6. Take a crash course in the humanities (or just listen to NPR for the week leading up to your dinner).

You’ll sound intelligent, your boss will be impressed and everyone will seem like they should be speaking with a British accent. However, try to keep the conversation in the realm of the 3 Tenors even though your knowledge may be more in a Sanjaya vein.

7. Fork You: If you’re having problems identifying the correct silverware, pull the klutz move and “spill” your drink on your side of the table.

This is ONLY to be used in emergency situations. Now, hope and pray your waiter will replace only the silverware you’ll need for the next entrée. This, ideally, takes the guess work out of the age old, “what fork do I use?” question, but you run the risk of looking like a complete ass. Worst case scenario, you look like an ass, they replace ALL the silverware and you spill red wine on Mrs. Boss’s white fur coat. Complete fail. As stated above, emergent situations only.

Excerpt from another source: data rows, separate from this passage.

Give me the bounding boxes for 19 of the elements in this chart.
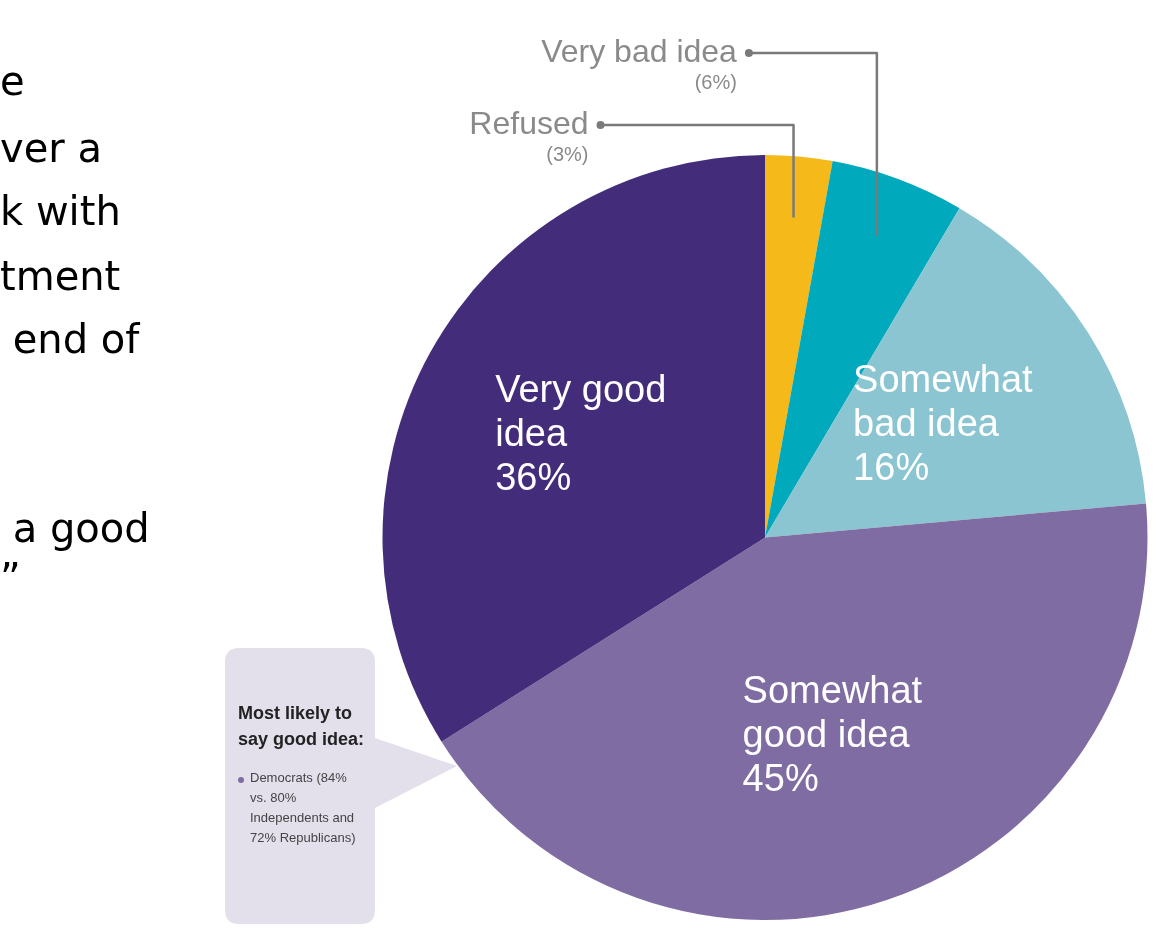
text: ver a: [0, 125, 102, 171]
text: tment: [0, 253, 121, 299]
data-label: 36%: [495, 456, 572, 499]
text: e: [0, 58, 25, 104]
slice-label: Very bad idea: [541, 32, 738, 69]
text: ”: [0, 555, 21, 601]
slice-label: Somewhat bad idea: [853, 357, 1034, 444]
slice-label: Refused: [469, 104, 589, 141]
slice-label: Somewhat good idea: [742, 669, 923, 756]
data-label: (3%): [546, 142, 589, 165]
data-label: 16%: [853, 445, 930, 488]
text: k with: [0, 188, 121, 234]
text: Most likely to say good idea:: [238, 702, 366, 751]
data-label: 45%: [742, 757, 819, 800]
text: end of: [11, 316, 140, 362]
data-label: (6%): [694, 70, 737, 93]
text: Democrats (84% vs. 80% Independents and 72% Republicans): [250, 769, 357, 847]
text: a good: [11, 505, 150, 551]
slice-label: Very good idea: [495, 368, 667, 455]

8. If you bomb, get bombed.

If it’s possible, drink lots of wine and keep your mouth shut (this advice courtesy of our Twitter friend @texantiff). Let someone else order the wine, reference #2 on this list and try to keep from babbling on about your dog’s bowel habits (or any bowel habits for that matter). If anything makes you look like a 5-star rookie, you’ll be too distracted by your hangover the next morning to be embarrassed.